Gogoro plans to use a special purpose acquisition company to break into China’s famously cutthroat automobile sector ahead of a Nasdaq IPO, valuing the electric scooter and battery swapping tech company at $2.35 billion.
Despite investment and supply chain decoupling from China as Beijing pushes down on powerful domestic tech businesses and foreign financing, the debut of Gogoro’s technology in Hangzhou on Monday is a reminder of the Chinese market’s ongoing appeal.
“It’s just a massive market,” says the entrepreneur. The Financial Times quoted Horace Luke, Gogoro’s founder and chief executive, as saying, “There are just so many vehicles on the road there, you have to get in.”
The Taiwanese firm’s entry into China comes despite a slew of obstacles, including intellectual property theft, overcapacity, and fierce rivalry, that have hampered the success of carmakers like as Ford, Hyundai, and Tesla in China.

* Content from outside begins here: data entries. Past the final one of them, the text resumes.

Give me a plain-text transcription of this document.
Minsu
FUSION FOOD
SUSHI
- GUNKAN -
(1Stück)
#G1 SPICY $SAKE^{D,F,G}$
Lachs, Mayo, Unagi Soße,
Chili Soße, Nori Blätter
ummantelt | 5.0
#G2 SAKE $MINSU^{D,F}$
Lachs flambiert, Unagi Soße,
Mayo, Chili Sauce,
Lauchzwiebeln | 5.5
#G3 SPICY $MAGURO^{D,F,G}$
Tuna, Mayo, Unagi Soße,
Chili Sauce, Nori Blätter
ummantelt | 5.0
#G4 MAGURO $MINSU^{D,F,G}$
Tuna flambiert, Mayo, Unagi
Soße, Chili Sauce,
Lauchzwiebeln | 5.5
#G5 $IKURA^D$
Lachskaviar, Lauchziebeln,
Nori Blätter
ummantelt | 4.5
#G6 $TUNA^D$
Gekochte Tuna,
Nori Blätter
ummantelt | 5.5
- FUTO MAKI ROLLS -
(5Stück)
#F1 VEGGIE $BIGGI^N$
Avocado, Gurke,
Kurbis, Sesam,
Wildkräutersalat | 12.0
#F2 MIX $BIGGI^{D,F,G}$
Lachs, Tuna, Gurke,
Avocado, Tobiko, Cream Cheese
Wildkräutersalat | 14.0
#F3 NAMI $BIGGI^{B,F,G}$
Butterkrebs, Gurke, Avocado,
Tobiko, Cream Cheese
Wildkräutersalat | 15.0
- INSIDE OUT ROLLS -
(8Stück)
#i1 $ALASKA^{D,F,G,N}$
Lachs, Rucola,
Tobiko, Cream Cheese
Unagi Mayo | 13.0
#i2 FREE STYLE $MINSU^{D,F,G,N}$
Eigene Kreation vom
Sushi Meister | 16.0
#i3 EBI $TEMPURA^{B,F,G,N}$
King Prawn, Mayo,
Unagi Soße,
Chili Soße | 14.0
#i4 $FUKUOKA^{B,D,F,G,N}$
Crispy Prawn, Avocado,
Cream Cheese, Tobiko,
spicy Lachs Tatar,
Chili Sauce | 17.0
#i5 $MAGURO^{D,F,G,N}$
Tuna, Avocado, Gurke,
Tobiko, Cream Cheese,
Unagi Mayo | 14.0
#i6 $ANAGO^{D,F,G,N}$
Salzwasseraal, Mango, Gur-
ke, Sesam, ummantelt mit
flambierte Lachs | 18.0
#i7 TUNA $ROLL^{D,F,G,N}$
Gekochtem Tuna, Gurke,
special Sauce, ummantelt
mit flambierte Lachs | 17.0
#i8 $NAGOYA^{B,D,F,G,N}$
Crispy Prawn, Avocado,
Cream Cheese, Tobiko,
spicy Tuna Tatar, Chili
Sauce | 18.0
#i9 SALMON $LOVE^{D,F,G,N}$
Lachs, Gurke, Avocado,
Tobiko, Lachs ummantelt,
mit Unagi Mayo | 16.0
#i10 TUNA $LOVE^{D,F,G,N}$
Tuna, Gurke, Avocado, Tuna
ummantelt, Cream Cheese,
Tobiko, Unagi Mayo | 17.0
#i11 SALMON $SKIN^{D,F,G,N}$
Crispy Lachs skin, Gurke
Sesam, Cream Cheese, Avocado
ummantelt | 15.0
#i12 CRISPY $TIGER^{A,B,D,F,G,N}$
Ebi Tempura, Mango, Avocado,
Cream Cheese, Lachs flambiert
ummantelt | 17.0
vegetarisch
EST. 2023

Gogoro does not sell scooters in China, the world’s largest two-wheeled vehicle market with 300 million riders on the road. Instead, it’s partnering with Yadea, the world’s largest manufacturer of two-wheeled electric cars, and Dachangjiang, China’s largest seller of petrol-powered two-wheelers, to deploy its battery swapping technology.
New scooter models are being released by Chinese firms that will be compatible with Gogoro’s swapping network, which will begin with 80 stations in Hangzhou. Drivers can simply swap out drained batteries on the network, avoiding having to charge their scooters themselves.
Luke compared the joint-venture strategy to Microsoft’s or chip designer MediaTek’s approaches in China, where local groups licence platforms and underpinning technologies.